Editorial Note: The following account of the Convention's first day was almost certainly written by the editor and publisher of the Spy, John Milton Earle. Sarah Earle, who called the Convention to order, was his wife. The story did not mention his wife's key role. It does provide some information about the size of the crowds seeking to attend and about the newspaper rivalries of the day.
The Massachusetts Spy, October 30, 1850 (P. 2)
The Convention called "to consider the question of Woman's Rights, Duties, and Relations, assembled at Brinley Hall, Wednesday morning, and was temporarily organized by the appointment of Joseph C. Hathaway, of New York, as Chairman, and Eliza J. Kenney of Salem, as Secretary. A Committee was then appointed on the permanent organization, which retired, and, subsequently, reported the following list of officers:
PAULINA W. DAVIS, of Providence.
For Vice Presidents,
Wm. H. Channing of New York; Sarah Tyndale, of Pennsylvania
Hanah M. Darlington, Joseph C. Hathaway, of New York.
The report was accepted and the officers therein named duly appointed.
A vote was then passed, instructing the same committee to nominate a Business Committee, which duty was subsequently performed, and the persons reported were constituted the Business Committee.
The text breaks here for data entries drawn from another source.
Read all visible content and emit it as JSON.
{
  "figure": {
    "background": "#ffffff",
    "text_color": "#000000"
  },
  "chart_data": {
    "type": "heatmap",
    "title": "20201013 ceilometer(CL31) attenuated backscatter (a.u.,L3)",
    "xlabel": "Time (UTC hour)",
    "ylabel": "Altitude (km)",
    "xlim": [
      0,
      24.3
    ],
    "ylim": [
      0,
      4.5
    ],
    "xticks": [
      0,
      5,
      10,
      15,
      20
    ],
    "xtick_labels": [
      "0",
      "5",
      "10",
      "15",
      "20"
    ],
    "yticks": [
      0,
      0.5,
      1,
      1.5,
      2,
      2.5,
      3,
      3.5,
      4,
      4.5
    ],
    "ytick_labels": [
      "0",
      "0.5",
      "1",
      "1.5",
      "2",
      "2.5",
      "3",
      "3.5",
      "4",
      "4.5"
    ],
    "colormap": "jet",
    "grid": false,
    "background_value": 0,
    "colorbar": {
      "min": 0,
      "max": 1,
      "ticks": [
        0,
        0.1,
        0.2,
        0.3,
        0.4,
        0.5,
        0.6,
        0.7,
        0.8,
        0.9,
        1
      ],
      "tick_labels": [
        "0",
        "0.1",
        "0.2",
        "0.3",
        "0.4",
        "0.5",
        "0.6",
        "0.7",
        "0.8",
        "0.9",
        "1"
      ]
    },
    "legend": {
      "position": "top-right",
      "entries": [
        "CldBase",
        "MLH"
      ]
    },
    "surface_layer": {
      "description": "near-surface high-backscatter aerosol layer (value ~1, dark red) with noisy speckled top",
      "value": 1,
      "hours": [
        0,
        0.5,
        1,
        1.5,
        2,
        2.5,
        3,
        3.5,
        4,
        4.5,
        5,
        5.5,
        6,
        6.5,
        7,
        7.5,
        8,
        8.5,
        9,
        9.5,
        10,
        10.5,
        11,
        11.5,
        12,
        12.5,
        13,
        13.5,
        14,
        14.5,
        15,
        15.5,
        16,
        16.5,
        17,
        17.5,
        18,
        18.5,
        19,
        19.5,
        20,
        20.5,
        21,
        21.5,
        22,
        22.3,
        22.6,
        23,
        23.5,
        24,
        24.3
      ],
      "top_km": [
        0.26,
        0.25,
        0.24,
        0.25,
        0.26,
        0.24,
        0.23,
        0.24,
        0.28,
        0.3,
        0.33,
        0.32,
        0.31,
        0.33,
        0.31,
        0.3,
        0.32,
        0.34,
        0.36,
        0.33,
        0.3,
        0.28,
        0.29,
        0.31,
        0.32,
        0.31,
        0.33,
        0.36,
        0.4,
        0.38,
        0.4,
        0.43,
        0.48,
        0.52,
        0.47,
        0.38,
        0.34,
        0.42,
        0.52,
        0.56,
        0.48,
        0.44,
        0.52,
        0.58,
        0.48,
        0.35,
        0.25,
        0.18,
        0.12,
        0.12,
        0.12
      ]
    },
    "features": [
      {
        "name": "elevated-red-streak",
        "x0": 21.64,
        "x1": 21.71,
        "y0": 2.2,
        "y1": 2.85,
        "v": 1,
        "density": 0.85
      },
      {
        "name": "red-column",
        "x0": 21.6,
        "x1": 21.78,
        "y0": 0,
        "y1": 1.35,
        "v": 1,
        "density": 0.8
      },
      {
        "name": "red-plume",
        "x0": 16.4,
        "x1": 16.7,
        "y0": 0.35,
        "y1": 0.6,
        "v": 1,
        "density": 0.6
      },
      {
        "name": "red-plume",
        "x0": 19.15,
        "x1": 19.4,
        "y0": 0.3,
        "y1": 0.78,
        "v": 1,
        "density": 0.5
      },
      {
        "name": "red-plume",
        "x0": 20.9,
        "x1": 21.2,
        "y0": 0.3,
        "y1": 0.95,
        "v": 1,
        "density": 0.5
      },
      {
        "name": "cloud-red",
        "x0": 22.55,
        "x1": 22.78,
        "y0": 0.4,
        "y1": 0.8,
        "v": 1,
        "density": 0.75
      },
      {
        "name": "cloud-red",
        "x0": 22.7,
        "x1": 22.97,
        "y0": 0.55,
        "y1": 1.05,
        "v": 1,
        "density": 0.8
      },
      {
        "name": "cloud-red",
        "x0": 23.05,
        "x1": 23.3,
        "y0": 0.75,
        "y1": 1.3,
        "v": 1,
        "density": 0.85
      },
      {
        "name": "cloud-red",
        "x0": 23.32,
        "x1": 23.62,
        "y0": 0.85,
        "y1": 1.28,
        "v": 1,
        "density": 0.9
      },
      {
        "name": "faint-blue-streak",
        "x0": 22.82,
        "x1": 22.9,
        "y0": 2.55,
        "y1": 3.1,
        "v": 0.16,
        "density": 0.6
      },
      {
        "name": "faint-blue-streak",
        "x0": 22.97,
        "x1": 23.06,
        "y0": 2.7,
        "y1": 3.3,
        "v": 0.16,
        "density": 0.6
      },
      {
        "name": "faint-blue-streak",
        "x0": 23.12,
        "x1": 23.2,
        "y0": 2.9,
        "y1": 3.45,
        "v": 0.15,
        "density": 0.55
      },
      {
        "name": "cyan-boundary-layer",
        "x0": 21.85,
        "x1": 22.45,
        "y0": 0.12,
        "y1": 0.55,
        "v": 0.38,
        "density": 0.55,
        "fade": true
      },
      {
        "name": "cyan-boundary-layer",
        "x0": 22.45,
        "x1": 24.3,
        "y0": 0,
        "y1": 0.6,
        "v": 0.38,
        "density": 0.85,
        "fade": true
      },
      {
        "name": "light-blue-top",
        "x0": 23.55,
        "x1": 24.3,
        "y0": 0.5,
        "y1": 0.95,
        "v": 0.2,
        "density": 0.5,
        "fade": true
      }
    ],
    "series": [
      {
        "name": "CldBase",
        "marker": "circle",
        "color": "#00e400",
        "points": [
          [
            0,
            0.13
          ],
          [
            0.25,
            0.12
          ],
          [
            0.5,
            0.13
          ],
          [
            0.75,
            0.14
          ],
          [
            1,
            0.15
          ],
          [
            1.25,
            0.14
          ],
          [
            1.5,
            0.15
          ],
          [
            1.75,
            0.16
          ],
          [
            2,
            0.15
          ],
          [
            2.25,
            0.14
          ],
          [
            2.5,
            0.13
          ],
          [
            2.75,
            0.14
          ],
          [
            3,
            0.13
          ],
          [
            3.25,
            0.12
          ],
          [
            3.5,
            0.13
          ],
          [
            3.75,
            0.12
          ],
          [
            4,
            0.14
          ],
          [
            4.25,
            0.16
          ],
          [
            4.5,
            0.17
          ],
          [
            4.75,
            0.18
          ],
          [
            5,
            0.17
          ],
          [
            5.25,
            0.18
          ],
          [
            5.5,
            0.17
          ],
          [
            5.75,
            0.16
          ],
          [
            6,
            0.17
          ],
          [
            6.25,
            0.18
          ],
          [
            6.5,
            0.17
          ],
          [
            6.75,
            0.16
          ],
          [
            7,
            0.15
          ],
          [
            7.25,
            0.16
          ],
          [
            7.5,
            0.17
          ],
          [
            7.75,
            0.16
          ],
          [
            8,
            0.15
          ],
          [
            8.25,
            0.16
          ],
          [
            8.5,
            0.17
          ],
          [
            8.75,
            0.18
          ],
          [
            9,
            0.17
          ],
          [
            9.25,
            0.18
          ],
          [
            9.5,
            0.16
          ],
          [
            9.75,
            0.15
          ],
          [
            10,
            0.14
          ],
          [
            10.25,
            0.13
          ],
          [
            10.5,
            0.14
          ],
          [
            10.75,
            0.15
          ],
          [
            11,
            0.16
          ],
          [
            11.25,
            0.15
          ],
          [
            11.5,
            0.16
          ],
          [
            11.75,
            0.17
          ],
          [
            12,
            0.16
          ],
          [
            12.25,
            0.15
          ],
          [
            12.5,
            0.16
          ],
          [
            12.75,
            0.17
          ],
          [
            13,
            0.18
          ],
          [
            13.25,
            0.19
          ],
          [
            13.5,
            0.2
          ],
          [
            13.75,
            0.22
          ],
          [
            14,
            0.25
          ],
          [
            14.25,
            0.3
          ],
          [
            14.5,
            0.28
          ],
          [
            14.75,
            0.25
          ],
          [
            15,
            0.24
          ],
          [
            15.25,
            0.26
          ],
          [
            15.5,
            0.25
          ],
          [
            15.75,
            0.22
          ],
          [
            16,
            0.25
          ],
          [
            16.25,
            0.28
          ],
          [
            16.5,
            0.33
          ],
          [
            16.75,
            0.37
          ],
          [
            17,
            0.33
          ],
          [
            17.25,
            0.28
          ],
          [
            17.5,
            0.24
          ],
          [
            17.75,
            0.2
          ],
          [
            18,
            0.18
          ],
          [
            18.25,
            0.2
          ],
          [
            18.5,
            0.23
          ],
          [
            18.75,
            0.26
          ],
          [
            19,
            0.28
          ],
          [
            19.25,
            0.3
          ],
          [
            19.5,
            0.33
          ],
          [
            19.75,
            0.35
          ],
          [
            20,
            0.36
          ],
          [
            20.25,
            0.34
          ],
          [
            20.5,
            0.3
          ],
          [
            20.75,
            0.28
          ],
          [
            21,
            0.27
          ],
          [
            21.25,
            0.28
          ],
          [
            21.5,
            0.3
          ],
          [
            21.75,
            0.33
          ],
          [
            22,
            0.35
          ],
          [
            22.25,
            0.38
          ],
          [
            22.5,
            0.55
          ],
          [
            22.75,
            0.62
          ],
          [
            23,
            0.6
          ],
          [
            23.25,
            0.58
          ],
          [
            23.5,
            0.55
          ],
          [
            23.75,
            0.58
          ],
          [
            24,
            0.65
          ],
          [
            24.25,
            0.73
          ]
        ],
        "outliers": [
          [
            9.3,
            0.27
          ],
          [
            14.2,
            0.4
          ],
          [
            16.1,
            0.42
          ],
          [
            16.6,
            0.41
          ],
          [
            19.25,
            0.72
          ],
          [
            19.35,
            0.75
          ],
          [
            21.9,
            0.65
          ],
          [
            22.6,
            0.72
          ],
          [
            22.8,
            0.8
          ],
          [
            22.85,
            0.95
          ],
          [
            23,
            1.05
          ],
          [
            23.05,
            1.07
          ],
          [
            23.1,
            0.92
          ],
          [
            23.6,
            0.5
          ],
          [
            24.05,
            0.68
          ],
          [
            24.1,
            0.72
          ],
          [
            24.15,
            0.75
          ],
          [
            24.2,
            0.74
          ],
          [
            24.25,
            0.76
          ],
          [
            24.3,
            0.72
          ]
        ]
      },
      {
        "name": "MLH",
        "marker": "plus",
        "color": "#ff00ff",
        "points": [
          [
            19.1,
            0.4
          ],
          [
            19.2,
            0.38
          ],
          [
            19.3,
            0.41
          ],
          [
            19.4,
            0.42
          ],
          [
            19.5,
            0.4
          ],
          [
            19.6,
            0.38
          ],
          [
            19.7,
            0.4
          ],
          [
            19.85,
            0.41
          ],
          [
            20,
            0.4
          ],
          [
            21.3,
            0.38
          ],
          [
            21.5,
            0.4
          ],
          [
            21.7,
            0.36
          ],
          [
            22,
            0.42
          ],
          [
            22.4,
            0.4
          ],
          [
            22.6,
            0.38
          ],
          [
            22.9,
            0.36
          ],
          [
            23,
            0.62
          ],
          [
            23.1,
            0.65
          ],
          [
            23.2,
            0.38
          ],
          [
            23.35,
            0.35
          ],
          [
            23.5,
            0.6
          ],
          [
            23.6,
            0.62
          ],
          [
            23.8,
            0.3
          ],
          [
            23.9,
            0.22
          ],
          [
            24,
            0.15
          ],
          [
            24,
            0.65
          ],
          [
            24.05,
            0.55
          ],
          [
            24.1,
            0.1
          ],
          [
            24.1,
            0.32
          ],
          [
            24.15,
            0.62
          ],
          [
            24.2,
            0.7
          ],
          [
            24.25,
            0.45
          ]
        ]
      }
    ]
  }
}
On taking the chair, the President read an address, in which the objects which ought to claim the attention of the Convention were set forth, and the means of their accomplishment discussed. The address was elaborate, evincing much and deep reflection, and was written with great clearness and even elegance of style. As a mere literary compostion, it was very creditable to the author.
Lucretia Mott, of Philadelphia, took the stand, and alluding to some remarks in the address of the President, expressed a fear that they might be considered as not taking a stand sufficiently high and decided, and urged that the whole truth in relation to the disabilities and wrongs under which women suffer, should be plainly, freely, and yet kindly spoken.
When the Business Committee were out, letters were read from Elizur Wright, Editor of the Boston Chronotype, and E.A. Lakins, L.A. Hine, and Elizabeth Wilson, all, we believe of Ohio, expressing severally the interest felt in the objects of the Convention.
In the afternoon, the business committee reported a resolution which opened the whole subject matter, for which the convention was convened, for discussion. Very able speeches were made by several members of the convention, the first of which was read by Abby Price of Hopedale, in this county, and another, extemporaneous, by Mrs. Rose of New York, who we learn, was by birth a Polish Jewess. Both were decidedly good speeches, and no one could listen to them without respect for the talents of the speakers, whatever they might think of the merits of the cause. The latter [the Rose speech] was a strong, compact, and lucid argument delivered in a manner that few practised public speakers can equal. At dusk the convention adjourned till evening.
During the afternoon the Hall was densely crowded, and numbers went away for want of accommodation. An attempt was made to procure the City hall for the evening, but the lamps had been removed for the purpose of putting up gas fixtures.
This body continued its sessions at Brinley Hall Thursday, through the day and evening. The Hall was crowded, even in the morning session, and great interest was manifested in the proceedings throughout. We have known no convention or other public meeting held in this city, where all the exercises were conducted with more decorum or in better spirit, or where the whole of the speaking has been more uniformly able and unobjectionable. We confess ourselves agreeably disappointed in this respect, for we had not looked for such a display of forensic talent as we witnessed in the female speakers especially. We presume that some of the addresses will be published, and we regret that there was not a good phonographic reporter present, for some of the speeches which were the most effect, because entirely impromptus, and called forth by the incidents of the moment, were well worthy of being reported, and no abridged sketch can do justice to them.
We can say no less than this, in justice to the convention, and we are the more ready to say it, as we have seen an exceedingly scurrillous article upon the subject in the Boston Mail. The article is a very poor imitation of Bennett's Herald, exhibiting all the low vulgarity of that print without any of its wit or humor. It is an article which no man with the feelings of a gentleman could have written, and which no paper with any regard to its character with respectable people, would have published. The Boston Journal gives a very fair report of the first days' proceedings. We understand that the Chronotype has done the same, but have not had the opportunity to examine it.